2005 yılında yapılan tescil başvurusunun olumsuz sonuçlanması ile başlayan koruma - yıkım tartışmaları, 100. Yıl Çarşısı’nın yıkılacağı haberi ile tekrar alevlenmiş, Ulus Meydanı ve yakın çevresinde yer alan farklı dönemleri temsil eden kültürel mirasın korunması sürecinde yaşananlar tartışmaya açılmıştır. Haberin yayınlanmasının hemen ardından, yapının Ankara için önemini tariflemek, yapının yıkılmadan yeniden işlevlendirilerek kullanılmasını sağlayabilmek ve Ulus Meydanı’na yapılacak müdahalelerin bütüncül ve sürdürülebilir olması yolunda öneriler geliştirmek üzere bir grup akademisyen ve uzman bir araya gelmiştir. Bu grubun ürettiği belgelerden ve önerilerin gerekçelerinden yazının ilerleyen bölümlerinde bahsedilecektir, ancak öncesinde yıkım fikrinin gündeme gelmesinden bugüne yaşanan sürecin aktarılması önem taşımaktadır.

1960’lı yıllardan başlayarak koruma anlayışının gelişmesi (korumanın tek yapıdan alan ölçeğine genişletilmesi, sit kavramının tanımlanması ve sit alanlarının belirlenmesi, koruma amaçlı imar planlarının üretilmesi vb.) ve korumanın devlet ve yerel yönetimler tarafından sahiplenilmesi ile yaşanan olumlu gelişmeler, 2000’li yıllara gelindiğinde değişen iktidar ve beraberinde seçilen yeni belediye başkanının kent politikası doğrultusunda kritik bir döneme girmiştir. Mevcut Koruma Yasası’nın ve Ulus Tarihî Kent Merkezi Koruma Islah İmar Planı’nın belirlemiş olduğu kurallar çerçevesinde, sit alanları içinde yeteri kadar özgür hareket imkânı bulamayan yerel yönetimlere çözüm üretebilmek amacıyla 2005 yılında Yenileme Yasası olarak adlandırılan 5366 no.lu Yıpranan Tarihî ve Kültürel Taşınmaz Varlıkların Yenilenerek Korunması ve Yaşatılarak Kullanılması Hakkında Kanun yürürlüğe girmiştir.[5]

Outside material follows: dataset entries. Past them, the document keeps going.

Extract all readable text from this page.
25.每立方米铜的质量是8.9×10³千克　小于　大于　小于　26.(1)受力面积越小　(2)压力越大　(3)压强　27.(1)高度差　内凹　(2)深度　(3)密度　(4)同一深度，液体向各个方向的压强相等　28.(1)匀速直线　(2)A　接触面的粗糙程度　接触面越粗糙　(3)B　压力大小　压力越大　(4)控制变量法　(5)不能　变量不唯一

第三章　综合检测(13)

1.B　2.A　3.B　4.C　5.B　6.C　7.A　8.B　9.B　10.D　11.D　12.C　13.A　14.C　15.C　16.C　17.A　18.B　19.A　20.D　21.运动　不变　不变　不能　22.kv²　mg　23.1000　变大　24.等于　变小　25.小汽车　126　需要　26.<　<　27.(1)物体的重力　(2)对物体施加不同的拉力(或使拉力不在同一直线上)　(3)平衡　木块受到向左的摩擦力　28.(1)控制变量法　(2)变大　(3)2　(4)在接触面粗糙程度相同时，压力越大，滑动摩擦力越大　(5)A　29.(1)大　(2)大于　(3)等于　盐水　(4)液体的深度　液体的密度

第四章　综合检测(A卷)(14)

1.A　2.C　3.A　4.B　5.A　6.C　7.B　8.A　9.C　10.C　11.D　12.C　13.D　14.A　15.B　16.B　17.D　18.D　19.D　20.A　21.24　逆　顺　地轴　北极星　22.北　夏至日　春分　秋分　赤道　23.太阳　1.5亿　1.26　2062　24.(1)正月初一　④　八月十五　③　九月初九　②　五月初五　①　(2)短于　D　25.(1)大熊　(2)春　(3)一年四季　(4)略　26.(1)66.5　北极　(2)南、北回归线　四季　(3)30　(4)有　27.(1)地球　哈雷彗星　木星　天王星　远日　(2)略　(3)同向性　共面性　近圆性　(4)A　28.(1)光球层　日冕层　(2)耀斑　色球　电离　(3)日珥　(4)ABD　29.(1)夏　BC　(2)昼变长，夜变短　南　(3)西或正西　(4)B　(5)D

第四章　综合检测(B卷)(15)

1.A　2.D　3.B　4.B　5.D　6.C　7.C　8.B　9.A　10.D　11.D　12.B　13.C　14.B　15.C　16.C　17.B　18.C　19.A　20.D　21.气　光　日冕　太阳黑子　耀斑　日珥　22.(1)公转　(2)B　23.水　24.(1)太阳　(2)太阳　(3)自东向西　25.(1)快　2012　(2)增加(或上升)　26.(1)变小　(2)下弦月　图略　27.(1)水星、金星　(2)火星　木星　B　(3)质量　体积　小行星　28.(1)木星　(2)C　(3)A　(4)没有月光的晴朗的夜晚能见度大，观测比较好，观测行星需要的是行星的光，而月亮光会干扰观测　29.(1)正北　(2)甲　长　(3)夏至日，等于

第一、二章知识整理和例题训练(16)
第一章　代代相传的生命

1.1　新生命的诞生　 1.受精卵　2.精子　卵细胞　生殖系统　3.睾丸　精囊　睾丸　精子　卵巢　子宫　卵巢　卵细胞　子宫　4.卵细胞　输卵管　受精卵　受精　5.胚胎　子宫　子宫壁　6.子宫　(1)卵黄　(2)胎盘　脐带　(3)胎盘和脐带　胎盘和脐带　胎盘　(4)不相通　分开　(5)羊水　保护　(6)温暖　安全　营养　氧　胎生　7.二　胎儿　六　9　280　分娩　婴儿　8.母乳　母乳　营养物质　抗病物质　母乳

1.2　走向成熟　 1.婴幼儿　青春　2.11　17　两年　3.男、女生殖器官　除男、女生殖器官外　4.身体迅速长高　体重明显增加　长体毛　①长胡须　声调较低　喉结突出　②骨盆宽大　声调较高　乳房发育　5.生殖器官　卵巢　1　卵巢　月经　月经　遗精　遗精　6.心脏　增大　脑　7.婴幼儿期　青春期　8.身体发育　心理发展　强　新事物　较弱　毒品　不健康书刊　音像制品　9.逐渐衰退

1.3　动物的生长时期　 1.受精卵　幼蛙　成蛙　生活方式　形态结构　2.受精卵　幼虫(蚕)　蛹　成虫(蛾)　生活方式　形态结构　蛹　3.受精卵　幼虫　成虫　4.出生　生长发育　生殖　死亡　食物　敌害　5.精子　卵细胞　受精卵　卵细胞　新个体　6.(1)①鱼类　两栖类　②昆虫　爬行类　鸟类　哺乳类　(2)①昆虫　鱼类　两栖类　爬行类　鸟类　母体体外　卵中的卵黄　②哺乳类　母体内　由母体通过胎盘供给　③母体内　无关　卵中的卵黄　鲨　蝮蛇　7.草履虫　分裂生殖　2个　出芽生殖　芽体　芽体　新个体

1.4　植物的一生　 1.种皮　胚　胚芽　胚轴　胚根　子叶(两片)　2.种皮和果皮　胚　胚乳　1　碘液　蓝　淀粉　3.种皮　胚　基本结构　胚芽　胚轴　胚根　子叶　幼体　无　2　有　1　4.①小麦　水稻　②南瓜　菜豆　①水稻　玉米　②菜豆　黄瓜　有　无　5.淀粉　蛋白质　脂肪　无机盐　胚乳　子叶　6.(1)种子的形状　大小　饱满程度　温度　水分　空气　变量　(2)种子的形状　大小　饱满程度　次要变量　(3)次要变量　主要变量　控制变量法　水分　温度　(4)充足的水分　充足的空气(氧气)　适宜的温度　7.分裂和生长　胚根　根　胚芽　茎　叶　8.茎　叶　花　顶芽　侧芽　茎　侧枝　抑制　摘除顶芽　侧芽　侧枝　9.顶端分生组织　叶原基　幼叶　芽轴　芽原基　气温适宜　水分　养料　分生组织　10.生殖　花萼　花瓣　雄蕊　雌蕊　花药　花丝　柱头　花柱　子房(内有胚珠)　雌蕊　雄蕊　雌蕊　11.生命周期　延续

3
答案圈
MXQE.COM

Yasanın ilan edilmesinden hemen sonra, 2005 yılında Ulus Tarihî Kent Merkezi Koruma Islah İmar Planı ve sit sınırları iptal edilerek,[6] Tarihî Ankara Yenileme Alanı sınırları belirlenmiştir.[7] Kentsel ve arkeolojik sit alanı olarak tanımlanmış alanların büyük bir kısmını ve koruma planı sınırlarının tamamını kapsayacak şekilde yenileme alan sınırları haritası oluşturulmuştur. Belediye’nin bu kararı üzerine, tarihî Ankara’nın çok katmanlı kimliğini oluşturan, farklı dönemleri temsil eden birçok yapı ve açık alanın geleceği belirsiz hale gelmiştir. Bu belirsizlik nedeniyle Mimarlar Odası Ankara Şubesi, Ankara Kültür ve Tabiat Varlıklarını Koruma Bölge Kurulu’na başvurarak içlerinde Akbank / Lozan Palas (1929), Etibank (1935), Ankara Hali (1937), Ulus Çarşısı ve İşhanı (1954), Anafartalar Çarşısı (1967) ve 100. Yıl Çarşısı’nın (1967) da yer aldığı birçok nitelikli yapının tescil edilmesi talebinde bulunmuştur. Ancak, tüm bu yapılar içinden sadece Akbank / Lozan Palas yapısının ve Ulus Çarşısı alçak bloğun tescillenmesini uygun bulan kurul diğer yapıları korumaya değer bulmamıştır. Bu durum, Ulus Meydanı ve yakın çevresinde yer alan ve Ankara’nın farklı dönemlerini temsil eden birçok kültürel varlığın geleceğini tehdit eden yasalara karşı korunmasız kalmasına sebep olmuştur.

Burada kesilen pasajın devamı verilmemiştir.